Wednesday, February 14, 2007

I didn't end up going to work today... The weather turned out to be a nasty, cold, icy mess! :-(. I'm really not a fan of cold, snow, or ice at all, but, that said, I'm sort of glad that it turned out to be like this. I don't think I could have gone in today anyway~ I never realized how much depression can take out of a person. It's truly astounding.

I've received several comments and posts from readers that have really been so caring and encouraging- a lot telling me that things will get better. I am so appreciate and grateful for those remarks... I just wish I could believe that more for myself.

At this point, I'm extremely negative about everything. I can't count how many times, I've cried, sobbed, or broken down in some way. Yes, I've always been an extremely emotional person in the past- ok, maybe too much so, but that was nothing in comparison to how I've been recently. I'm really falling apart at the seams.

Lately, just about anything and everything gets to me. It could be the smallest thing... yet it would still get to me. I feel like just staying in my apartment and not dealing with anything or anyone.

Speaking of which, more and more, I am noticing how much people suck! I'm not going to go into detail, but why do people try so hard to break others down?! I have never understood why people need to be so mean for no reason.

I know it's probably my own insecurity at fault (it's no mystery, but, yes, I'm extremely insecure). However, I don't understand why people can't just leave me alone. At times I feel like I must have something posted on my forehead that says "Freak!" or something from the reaction I have been receiving from others.

It might sound like I'm paranoid, but I know I'm not imaging it. It's really getting me down... and making feel like shit. Even if I start off the day feeling a little bit better about myself, there's always something or someone that comes along that has to take that away from me. Why must that always happen?

Logically, I realize that I am the one letting people hurt me, but I can't help it...which only shows the pathetic state of my self-esteem.

I think, for some reason, when I notice those reactions from others, I start thinking that there must be something wrong with me...and all these things start going through my head. Am I that bizarre, freakish, or hideous? Maybe so.

That's obviously not everything that's bothering me, but it's a big part of it...

I wish I didn't care so much what other people thought of me.

I wish I was confident in myself and who I am.

I wish I could just be like, fuck you, and move on.

But it somehow always chips away at me.

It's an issue that I probably need to discuss in therapy(among the many, many issues I have). I don't want these kind of things wouldn't continue to break me down...

Yes, there will always be people who are cruel and mean for no reason, and if I let this upset me the way it has, I' m doomed to stay in this state of mind the rest of my life :(... and, obviously, that's not what I want!

It sucks feeling like this. Don't I deserve to be happy too?
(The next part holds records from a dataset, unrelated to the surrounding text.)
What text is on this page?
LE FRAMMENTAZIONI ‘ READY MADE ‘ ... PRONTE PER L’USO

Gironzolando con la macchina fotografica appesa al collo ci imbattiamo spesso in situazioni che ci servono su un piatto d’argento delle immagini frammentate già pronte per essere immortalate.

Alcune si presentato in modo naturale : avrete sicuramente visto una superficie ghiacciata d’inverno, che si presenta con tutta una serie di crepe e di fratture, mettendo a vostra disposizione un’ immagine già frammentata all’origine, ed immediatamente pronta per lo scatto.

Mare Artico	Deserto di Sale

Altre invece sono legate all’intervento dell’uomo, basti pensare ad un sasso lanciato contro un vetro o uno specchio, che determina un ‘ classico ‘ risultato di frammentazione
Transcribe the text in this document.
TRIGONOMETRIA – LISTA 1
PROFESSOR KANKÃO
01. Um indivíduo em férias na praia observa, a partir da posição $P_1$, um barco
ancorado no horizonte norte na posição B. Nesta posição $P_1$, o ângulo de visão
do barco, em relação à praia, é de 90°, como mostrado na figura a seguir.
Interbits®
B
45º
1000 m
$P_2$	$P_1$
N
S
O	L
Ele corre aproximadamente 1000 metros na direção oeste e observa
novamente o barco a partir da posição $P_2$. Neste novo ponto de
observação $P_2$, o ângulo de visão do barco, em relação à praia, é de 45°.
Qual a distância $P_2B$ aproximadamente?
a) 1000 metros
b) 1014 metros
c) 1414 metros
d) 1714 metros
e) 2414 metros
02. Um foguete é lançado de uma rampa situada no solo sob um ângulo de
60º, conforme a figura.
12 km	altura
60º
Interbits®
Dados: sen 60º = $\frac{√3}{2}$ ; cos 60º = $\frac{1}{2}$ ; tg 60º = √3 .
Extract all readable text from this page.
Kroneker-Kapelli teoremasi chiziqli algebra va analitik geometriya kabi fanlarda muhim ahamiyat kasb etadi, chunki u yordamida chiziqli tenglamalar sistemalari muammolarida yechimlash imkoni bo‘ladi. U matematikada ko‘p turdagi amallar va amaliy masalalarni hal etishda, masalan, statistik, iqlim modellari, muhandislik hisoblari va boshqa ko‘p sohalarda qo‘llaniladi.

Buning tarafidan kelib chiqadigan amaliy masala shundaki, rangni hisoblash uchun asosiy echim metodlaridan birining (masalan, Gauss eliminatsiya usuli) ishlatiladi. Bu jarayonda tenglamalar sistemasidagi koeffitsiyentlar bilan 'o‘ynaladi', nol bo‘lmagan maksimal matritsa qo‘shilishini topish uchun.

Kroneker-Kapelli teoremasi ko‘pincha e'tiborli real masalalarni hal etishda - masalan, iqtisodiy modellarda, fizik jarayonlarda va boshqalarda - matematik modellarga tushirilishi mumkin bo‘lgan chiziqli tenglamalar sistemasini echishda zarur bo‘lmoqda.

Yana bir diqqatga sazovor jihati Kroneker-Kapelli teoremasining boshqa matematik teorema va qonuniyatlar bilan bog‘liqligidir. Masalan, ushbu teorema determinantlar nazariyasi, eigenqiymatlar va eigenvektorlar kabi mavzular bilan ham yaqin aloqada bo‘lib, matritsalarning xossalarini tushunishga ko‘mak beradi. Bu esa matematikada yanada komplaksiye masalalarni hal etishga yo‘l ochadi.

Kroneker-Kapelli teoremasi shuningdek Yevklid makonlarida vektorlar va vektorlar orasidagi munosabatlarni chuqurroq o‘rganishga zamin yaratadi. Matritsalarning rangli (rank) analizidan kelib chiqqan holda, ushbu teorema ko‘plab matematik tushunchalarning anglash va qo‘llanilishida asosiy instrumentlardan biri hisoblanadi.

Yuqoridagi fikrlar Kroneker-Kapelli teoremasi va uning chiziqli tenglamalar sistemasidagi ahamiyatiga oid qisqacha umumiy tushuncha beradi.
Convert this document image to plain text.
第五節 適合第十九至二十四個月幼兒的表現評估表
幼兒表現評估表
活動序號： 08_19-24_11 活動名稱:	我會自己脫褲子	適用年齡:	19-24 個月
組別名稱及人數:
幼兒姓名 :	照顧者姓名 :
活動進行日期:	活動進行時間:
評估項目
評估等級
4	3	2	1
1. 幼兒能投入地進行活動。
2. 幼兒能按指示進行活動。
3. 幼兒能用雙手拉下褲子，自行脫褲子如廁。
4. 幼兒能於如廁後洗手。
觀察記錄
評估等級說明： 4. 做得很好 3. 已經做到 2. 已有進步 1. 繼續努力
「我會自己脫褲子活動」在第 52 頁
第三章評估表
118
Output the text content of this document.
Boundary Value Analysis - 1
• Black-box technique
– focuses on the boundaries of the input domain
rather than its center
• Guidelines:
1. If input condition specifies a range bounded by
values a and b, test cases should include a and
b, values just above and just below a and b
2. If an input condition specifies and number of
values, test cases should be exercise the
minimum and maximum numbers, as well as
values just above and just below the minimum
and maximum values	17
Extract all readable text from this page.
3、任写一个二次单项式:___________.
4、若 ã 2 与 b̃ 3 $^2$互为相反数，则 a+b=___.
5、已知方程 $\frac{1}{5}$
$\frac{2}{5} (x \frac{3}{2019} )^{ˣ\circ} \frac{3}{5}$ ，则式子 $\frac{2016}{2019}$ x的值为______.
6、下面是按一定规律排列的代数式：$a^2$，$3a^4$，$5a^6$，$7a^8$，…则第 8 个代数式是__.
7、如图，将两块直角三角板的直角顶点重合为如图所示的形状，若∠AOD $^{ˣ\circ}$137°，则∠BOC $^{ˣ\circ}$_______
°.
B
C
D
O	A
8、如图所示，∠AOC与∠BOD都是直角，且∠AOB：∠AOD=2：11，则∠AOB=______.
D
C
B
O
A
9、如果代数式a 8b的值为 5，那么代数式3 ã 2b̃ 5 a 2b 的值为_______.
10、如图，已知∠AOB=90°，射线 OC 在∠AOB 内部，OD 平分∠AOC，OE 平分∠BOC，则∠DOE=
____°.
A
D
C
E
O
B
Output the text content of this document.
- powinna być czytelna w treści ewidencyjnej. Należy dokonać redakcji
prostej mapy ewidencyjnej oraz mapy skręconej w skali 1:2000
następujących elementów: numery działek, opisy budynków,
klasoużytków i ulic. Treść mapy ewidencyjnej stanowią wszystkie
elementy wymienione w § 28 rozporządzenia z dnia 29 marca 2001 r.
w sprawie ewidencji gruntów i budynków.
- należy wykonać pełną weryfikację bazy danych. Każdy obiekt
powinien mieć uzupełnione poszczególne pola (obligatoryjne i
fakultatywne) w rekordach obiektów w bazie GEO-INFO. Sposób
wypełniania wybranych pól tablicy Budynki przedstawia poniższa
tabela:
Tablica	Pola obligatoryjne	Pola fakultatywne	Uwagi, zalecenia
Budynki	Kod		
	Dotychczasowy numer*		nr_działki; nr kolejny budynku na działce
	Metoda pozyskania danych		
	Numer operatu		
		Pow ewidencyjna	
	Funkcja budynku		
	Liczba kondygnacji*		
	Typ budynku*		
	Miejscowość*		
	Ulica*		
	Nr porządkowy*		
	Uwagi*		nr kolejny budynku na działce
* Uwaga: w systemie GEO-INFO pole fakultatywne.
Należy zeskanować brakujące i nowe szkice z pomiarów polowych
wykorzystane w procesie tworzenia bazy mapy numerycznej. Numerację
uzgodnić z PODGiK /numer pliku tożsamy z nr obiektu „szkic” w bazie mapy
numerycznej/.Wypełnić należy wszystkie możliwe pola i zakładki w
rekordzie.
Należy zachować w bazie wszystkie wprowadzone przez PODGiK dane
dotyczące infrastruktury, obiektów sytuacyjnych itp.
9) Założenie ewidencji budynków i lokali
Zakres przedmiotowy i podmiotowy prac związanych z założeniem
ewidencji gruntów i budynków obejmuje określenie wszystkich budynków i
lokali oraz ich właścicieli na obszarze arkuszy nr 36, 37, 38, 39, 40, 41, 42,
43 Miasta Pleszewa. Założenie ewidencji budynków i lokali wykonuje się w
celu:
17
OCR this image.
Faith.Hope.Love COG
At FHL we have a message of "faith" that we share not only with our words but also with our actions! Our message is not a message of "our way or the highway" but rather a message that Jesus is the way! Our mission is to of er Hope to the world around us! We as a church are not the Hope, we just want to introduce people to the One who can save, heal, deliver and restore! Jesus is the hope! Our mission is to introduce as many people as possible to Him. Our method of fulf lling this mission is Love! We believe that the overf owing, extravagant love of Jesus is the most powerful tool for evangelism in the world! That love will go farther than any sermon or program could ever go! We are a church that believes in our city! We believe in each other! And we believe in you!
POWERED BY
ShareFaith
I mean is being happy really asking for too much?

Sometimes I feel like just throwing my hands up in the air and saying, "what's the point?!" I mean, judging from my past (and recent) experiences, maybe it means that I don't deserve happiness at all and that, despite how much I try, I will never find it in my life...

And if that's the case, then I'm not sure I want to continue this way.

4 Comments:

Blogger BetterCell said...

I would like to help you Andrea, but you do not live in NYC.
The irony is that, I know how I can help so that, "Your Life" becomes more bearable/tolerable/pleasant in ALL that you do.

6:56 PM  
Blogger cc said...

hi andrea. this is my first time to your site.

i would like to help you too. i live pretty far away from you though.

you are not alone.

everything starts with something.

one day at a time.

one step at a time.

hang in there!

http://everydayoftheyear.blogspot.com/

2:38 AM  
Anonymous Anonymous said...

I love the blog that you have. I was wondering if you would link my blog to yours and in return I would do the same for your blog. If you want to, my site name is American Legends and the URL is:

www.americanlegends.blogspot.com

If you want to do this just go to my blog and in one of the comments just write your blog name and the URL and I will add it to my site.

Thanks,
David

3:55 PM  
Blogger Chrissie in Belgium said...

To be tough towards others critical remarks you have to like yourself, be proud of yourself. Nobody can fix all their own failures at the same time. What about picking one thing you want to change about yourself and working your butt off to achieve it? When you achieve it, you will definitely have something to be proud of. That will make you stronger, enable you to LIKE yourself, enable you to KNOW that when others treat you badly they are just giving you bullshit. Could this be a help for you. I have used this on myself. It helped me.